第2章 葬式
「はぁい、燐」
「……昴」
昴が片手を上げて近寄ると、燐は俯いていた顔を少しだけ上げて、すぐにまた元のように俯いた。
教会の裏口に設けられた小さな階段、屋根が少し張り出してぎりぎり雨をしのげる場所に、燐は座っていた。そういえば喧嘩や不登校のことで藤本神父に叱られると、頭を冷やすためによくこうやって座り込んでいたっけ。思い出し笑いをしながら、昴は燐の隣のわずかなスペースに滑り込むようにして座った。
「帰ってきてたのか」
「そりゃこんな大事があればね。ただいま」
言いながら横目で燐の表情を伺ってみたが、前髪に隠れてよく分からない。触れ合った肩は湿っていて、少し前までずっと雨に打たれていたことが伺い知れた。
「雪男とちょっと話してきたよ。そろそろ行こうって」
やはり返事はない。昴は息をつくと、視線を鈍色の空へと差し向け思案した。他に何か話しておくべきことはないだろうか。
(雪男はまだ自分が祓魔師だってこと燐に言ってないみたいだし、私がしゃべるわけにはいかないな)

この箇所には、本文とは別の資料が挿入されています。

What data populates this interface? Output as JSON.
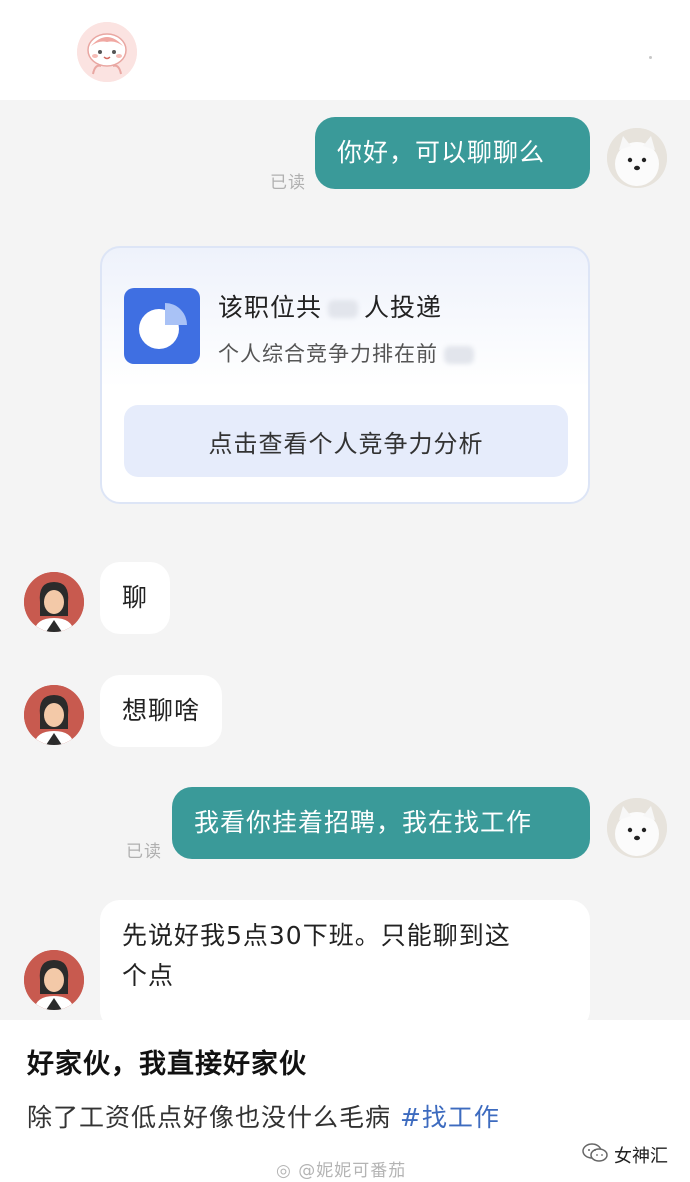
{
  "messages": {
    "m1": {
      "text": "你好，可以聊聊么",
      "status": "已读"
    },
    "job_card": {
      "line1_prefix": "该职位共",
      "line1_suffix": "人投递",
      "line2_prefix": "个人综合竞争力排在前",
      "button_label": "点击查看个人竞争力分析"
    },
    "m2": {
      "text": "聊"
    },
    "m3": {
      "text": "想聊啥"
    },
    "m4": {
      "text": "我看你挂着招聘，我在找工作",
      "status": "已读"
    },
    "m5": {
      "line1": "先说好我5点30下班。只能聊到这",
      "line2": "个点"
    }
  },
  "post": {
    "title": "好家伙，我直接好家伙",
    "body": "除了工资低点好像也没什么毛病",
    "tag": "#找工作",
    "watermark": "@妮妮可番茄",
    "brand": "女神汇"
  },
  "colors": {
    "sent_bubble": "#3a9a99",
    "received_bubble": "#ffffff",
    "chat_background": "#f4f4f4",
    "card_icon": "#3f6fe2",
    "tag": "#3d6bbf"
  },
  "icons": {
    "top_avatar": "cartoon-avatar-icon",
    "my_avatar": "samoyed-dog-avatar-icon",
    "recruiter_avatar": "woman-avatar-icon",
    "card_icon": "pie-chart-icon",
    "brand_icon": "wechat-icon",
    "watermark_icon": "weibo-icon"
  }
}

雪男は若干7歳という幼さで祓魔師の世界に身を投じながら、燐に祓魔師関連のことは一切話さなかった。そうすることで、何も知らずに脳天気に生きている兄と、幼少から祓魔の道をひた走る自分との区別を濃くして、プライドを保っているようだった。まったく見上げた負けず嫌いだ。
まあつまり、話すことが何もない。昴は暇そうに足をプラプラさせ始めた。